An employer cannot refuse to hire someone to avoid making a religious accommodation — even if the employer did not actually know the accommodation was needed.
It is enough for the employer to suspect that the accommodation is needed — or for it to be a motivating factor in the employer’s decision, the U.S. Supreme Court held in E.E.O.C. v. Abercrombie & Fitch Stores.
In this recent case, the U.S. Supreme Court held in favor of a Muslim woman who was denied employment by a children’s store owned by Abercrombie & Fitch in a Tulsa, Okla. mall.
The woman, Samantha Elauf, wore a black head scarf to the job interview, but she did not say why.
The court heard evidence that the store’s assistant manager believed that Elauf wore the head scarf for religious reasons. It was not necessary, Justice Anton Scalia wrote for the majority, for Elauf to have confirmed that fact — or for the assistant manager to know for certain.
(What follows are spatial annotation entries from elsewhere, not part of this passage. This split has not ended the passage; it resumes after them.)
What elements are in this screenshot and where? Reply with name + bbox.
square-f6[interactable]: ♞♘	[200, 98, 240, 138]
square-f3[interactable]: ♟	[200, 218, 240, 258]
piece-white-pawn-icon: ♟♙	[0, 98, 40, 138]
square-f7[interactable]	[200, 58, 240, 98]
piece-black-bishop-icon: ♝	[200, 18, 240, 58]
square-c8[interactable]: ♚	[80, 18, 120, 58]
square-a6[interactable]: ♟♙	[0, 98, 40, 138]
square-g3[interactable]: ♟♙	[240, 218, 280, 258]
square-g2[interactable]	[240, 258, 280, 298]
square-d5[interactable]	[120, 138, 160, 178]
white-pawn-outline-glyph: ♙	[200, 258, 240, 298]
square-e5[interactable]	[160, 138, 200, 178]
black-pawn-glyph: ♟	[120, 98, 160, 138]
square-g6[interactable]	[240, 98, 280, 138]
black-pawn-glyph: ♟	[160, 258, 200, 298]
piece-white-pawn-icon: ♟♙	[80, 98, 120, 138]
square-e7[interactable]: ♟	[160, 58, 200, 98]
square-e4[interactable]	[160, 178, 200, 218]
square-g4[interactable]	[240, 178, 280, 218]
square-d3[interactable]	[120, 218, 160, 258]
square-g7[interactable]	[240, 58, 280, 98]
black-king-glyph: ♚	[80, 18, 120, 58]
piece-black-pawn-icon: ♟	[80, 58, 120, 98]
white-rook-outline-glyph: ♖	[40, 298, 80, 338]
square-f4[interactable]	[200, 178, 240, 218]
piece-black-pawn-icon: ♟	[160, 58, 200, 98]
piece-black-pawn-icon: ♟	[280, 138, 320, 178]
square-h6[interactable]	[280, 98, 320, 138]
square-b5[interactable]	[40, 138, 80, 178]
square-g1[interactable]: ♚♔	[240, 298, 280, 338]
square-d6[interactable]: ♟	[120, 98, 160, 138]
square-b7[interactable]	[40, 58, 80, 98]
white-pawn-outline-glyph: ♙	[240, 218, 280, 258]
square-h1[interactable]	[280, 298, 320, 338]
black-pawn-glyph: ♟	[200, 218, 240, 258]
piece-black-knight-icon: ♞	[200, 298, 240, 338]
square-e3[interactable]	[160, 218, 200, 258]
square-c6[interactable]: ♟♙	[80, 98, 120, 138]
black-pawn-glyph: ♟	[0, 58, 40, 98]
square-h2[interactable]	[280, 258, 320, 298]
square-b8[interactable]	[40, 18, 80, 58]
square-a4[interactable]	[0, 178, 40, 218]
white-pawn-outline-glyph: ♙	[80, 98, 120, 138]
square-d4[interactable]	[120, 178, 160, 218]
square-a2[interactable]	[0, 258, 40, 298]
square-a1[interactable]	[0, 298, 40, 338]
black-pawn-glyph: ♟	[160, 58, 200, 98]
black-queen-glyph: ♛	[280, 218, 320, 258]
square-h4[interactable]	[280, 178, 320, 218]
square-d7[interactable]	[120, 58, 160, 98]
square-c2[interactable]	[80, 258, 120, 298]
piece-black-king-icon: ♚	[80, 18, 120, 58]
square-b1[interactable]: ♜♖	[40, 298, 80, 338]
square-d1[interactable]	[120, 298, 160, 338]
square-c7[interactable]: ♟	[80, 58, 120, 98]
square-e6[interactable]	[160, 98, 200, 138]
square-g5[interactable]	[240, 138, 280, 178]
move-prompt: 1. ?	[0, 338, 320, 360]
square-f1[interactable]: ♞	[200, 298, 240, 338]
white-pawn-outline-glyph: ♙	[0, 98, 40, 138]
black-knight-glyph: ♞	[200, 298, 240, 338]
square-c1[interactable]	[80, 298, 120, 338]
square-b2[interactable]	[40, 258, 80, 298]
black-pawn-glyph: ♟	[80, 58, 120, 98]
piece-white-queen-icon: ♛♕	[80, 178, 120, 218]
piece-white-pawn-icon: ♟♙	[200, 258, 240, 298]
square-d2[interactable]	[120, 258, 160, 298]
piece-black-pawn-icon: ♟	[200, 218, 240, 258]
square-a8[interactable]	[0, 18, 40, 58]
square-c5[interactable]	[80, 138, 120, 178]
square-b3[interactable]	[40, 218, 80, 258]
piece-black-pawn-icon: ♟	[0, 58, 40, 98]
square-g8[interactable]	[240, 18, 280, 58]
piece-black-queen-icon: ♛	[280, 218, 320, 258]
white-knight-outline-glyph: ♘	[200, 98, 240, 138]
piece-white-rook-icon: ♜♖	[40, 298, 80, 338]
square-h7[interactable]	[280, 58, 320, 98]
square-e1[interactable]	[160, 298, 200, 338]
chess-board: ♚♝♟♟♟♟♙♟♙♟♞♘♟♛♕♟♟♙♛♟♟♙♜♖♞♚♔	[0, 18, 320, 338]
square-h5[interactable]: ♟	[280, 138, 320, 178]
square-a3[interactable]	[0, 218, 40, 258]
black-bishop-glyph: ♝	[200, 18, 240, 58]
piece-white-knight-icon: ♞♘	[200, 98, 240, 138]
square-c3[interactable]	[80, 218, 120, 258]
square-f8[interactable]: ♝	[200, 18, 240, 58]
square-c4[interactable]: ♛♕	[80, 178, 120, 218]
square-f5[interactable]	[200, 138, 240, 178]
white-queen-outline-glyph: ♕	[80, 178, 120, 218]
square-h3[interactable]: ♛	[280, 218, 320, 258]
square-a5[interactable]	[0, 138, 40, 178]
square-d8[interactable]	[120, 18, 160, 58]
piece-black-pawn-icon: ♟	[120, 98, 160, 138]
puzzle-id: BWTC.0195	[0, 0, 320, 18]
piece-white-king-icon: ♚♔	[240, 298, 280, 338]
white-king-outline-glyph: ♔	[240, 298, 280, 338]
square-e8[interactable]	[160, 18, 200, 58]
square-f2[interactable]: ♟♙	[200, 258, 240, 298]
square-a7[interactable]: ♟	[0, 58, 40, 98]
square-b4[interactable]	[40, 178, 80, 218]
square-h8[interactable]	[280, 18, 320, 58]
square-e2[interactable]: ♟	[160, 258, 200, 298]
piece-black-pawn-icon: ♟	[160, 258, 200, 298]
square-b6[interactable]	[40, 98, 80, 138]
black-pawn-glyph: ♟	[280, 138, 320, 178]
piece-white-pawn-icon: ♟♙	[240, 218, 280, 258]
“Instead, the intentional discrimination provision prohibits certain motives, regardless of the state of the actor’s knowledge,” Scalia wrote. “Motive and knowledge are separate concepts.”
The vote was 8 to 1, with Justice Clarence Thomas dissenting.
This decision was a win for religious minorities and wronged job applicants and employees, who now do not have to make a specific request for a religious accommodation in order to obtain relief under Title VII of the Civil Rights Act of 1964.